Gerrard backing pool bid

David Gerrard trains for the 1964  Tokyo Olympics.  Photos supplied.
David Gerrard trains for the 1964 Tokyo Olympics. Photos supplied.
David Gerrard is now a sports medicine specialist at the University of Otago.
David Gerrard is now a sports medicine specialist at the University of Otago.

Commonwealth Games medallist and Olympian swimmer Prof David Gerrard says a new aquatic centre in Mosgiel is long overdue.

Prof Gerrard has been named as patron of the Taieri Community Facilities Trust pushing for the aquatic centre, after the trust revealed last week the concept was widening and could cost $15 million.

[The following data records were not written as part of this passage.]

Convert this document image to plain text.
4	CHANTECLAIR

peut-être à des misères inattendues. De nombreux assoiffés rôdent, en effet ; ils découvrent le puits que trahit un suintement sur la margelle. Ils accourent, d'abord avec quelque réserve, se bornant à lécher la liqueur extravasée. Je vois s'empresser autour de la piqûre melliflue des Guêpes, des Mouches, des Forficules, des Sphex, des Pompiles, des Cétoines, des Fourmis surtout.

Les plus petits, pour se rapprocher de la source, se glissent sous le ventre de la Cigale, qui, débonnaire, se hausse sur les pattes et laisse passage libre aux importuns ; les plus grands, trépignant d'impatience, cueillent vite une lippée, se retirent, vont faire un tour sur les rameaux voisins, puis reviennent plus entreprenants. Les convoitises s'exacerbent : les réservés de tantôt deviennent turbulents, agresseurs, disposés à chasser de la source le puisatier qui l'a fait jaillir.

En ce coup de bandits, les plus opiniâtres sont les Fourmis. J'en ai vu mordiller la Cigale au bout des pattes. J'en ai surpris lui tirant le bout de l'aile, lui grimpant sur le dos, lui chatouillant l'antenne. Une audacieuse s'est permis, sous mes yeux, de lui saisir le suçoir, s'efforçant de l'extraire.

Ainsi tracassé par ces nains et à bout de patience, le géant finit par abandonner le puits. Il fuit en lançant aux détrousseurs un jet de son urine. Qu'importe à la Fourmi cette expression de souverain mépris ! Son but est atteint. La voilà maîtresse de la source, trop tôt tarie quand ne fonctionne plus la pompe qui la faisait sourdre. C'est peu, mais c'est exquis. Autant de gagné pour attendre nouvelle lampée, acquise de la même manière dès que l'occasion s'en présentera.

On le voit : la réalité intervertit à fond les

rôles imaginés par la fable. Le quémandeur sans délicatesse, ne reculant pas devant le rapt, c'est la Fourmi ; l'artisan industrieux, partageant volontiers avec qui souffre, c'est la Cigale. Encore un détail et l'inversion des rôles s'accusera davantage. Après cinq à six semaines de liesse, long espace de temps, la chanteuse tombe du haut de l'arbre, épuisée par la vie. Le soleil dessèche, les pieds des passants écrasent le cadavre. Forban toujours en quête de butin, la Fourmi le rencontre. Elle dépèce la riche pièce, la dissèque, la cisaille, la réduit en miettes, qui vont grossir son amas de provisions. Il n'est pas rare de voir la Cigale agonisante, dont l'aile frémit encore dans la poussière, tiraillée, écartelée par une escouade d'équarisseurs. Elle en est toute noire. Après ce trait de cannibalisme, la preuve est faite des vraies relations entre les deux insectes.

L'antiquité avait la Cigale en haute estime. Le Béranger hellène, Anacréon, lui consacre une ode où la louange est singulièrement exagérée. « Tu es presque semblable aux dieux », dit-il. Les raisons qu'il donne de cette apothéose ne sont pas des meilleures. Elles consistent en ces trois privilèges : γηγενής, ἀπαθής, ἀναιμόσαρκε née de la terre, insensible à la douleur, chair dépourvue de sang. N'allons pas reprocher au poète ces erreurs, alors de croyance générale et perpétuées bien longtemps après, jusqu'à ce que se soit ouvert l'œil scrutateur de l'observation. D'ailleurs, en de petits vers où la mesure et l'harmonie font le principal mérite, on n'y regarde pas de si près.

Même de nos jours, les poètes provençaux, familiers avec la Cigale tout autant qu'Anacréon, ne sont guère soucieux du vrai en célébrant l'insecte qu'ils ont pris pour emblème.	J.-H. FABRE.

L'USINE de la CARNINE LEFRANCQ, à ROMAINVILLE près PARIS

''After a lifetime of aquatic interests I am honoured to accept the role of patron of the trust, established to provide a new aquatic centre for Dunedin City in Mosgiel,'' Prof Gerrard said.

''The need for a contemporary, multipurpose facility to serve the area is long overdue.''

Prof Gerrard said the centre would serve competitive aquatic sports, cater for learn-to-swim classes and offer an environment for exercise and rehabilitation.

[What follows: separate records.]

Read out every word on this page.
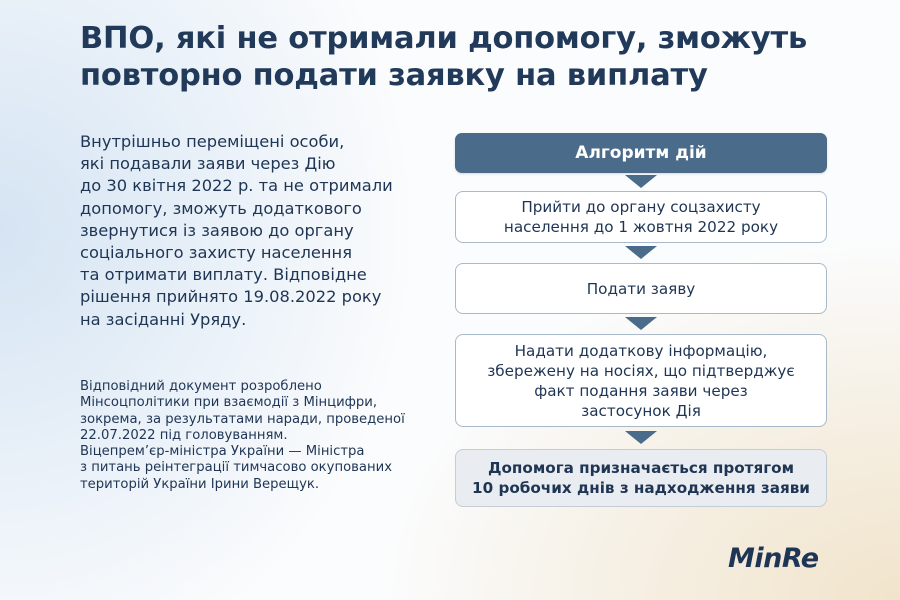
ВПО, які не отримали допомогу, зможуть
повторно подати заявку на виплату
Внутрішньо переміщені особи,
які подавали заяви через Дію
до 30 квітня 2022 р. та не отримали
допомогу, зможуть додаткового
звернутися із заявою до органу
соціального захисту населення
та отримати виплату. Відповідне
рішення прийнято 19.08.2022 року
на засіданні Уряду.
Відповідний документ розроблено
Мінсоцполітики при взаємодії з Мінцифри,
зокрема, за результатами наради, проведеної
22.07.2022 під головуванням.
Віцепрем’єр-міністра України — Міністра
з питань реінтеграції тимчасово окупованих
територій України Ірини Верещук.
Алгоритм дій
Прийти до органу соцзахисту
населення до 1 жовтня 2022 року
Подати заяву
Надати додаткову інформацію,
збережену на носіях, що підтверджує
факт подання заяви через
застосунок Дія
Допомога призначається протягом
10 робочих днів з надходження заяви
MinRe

The professor, a sport medicine specialist at the University of Otago, brings a high profile to the push for a new pool centre.

He was a butterfly stroke specialist and swam to a gold medal victory in the 220 yard final at the Kingston Games in 1966.

He also won bronze in the 110 yard medley relay in the same Games.

Four years earlier, he twice reached the finals, over 110 yards and 220 yards, in the Perth Games.

In the 1964 Tokyo Olympics he reached the semifinals of the 200m butterfly.

Today Prof Gerrard is a sports medicine specialist at the University of Otago.

He has served as an official at Commonwealth and Olympic games over two decades, including chef de mission in the 1996 Olympics in Atlanta.

Taieri facilities trust spokesman David Murphy last week welcomed Prof Gerrard's appointment.

Mr Murphy also provided further key details of the trust's preferred option for the new aquatic complex, including adding a 20m x 10m hydrotherapy pool and spa facility.

Last year it had been proposed to build a 25m x 25m main pool and 20m x 10m learners pool in Mosgiel, at an estimated cost of $8.95 million.

Mr Murphy said it was now proposed to build a $15 million-plus facility, including a hydrotherapy pool.

The Dunedin City Council had agreed to provide $30,000 to enable the trust to undertake a feasibility study and to investigate options for the proposed centre.

The trust planned to appoint a project manager to prepare the feasibility study, which would consider options including a site.

It was hoped to start that work by the end of the month.

It was hoped to include the project in the council's draft annual plan for 2016-17, and, ideally, to have the complex completed within five years.